Psychology Night Research Posters and Presentations

Faculty Sponsor, if applicable

Leonard Jason

Project Abstract

Background. Studies have demonstrated immune dysfunction in adolescents with Myalgic Encephalomyelitis/Chronic Fatigue Syndrome (ME/CFS), however, evidence has been varied. The current study uses network analysis to examine the relationships between cytokines among a sample of pediatric patients with ME/CFS. Methods. 10,119 youth aged 5–17 in the Chicagoland area were screened. 209 received a physician examination and blood draw. Youth were given a diagnosis of ME/CFS if they met criteria for selected case definitions; controls were those who met no criteria (n = 43), those meeting one case definition were termed ME/CFS (n = 23), and those who met more than one set of criteria were termed “severe ME/CFS” (S-ME/CFS; n = 45).

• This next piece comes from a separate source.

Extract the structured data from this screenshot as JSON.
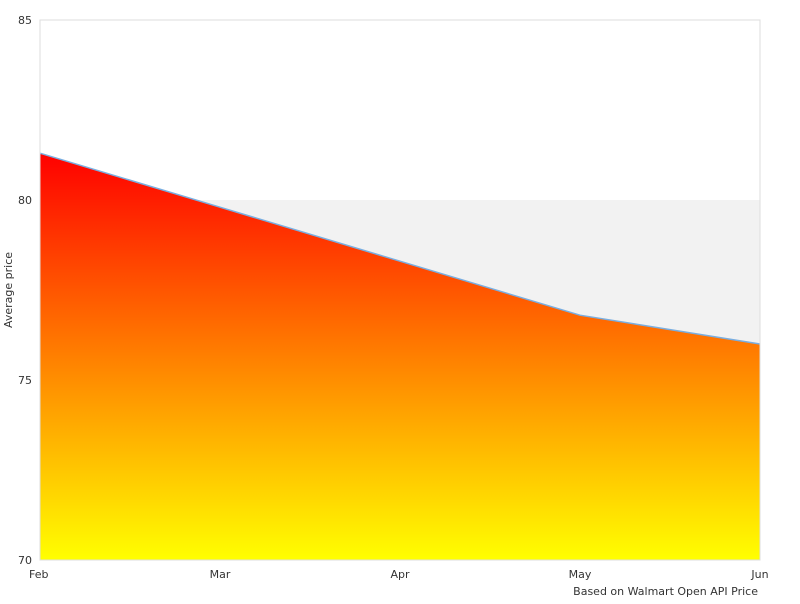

Patterns of plasma cytokine networks were analyzed. Results. Inflammatory cytokines IL12, IL17, and IFNy have a weak relationship and are disassociated from the primary grouping in controls. In the ME/CFS group, these cytokines are strongly connected and are included in the primary grouping, suggesting activation of inflammatory mechanisms. The S-ME/CFS group shows a strong relationship between IL17 and IL23, a connection associated with chronic inflammation. Conclusions. The changing pattern of proteins implies that there may be biological differences between our three groups of participants.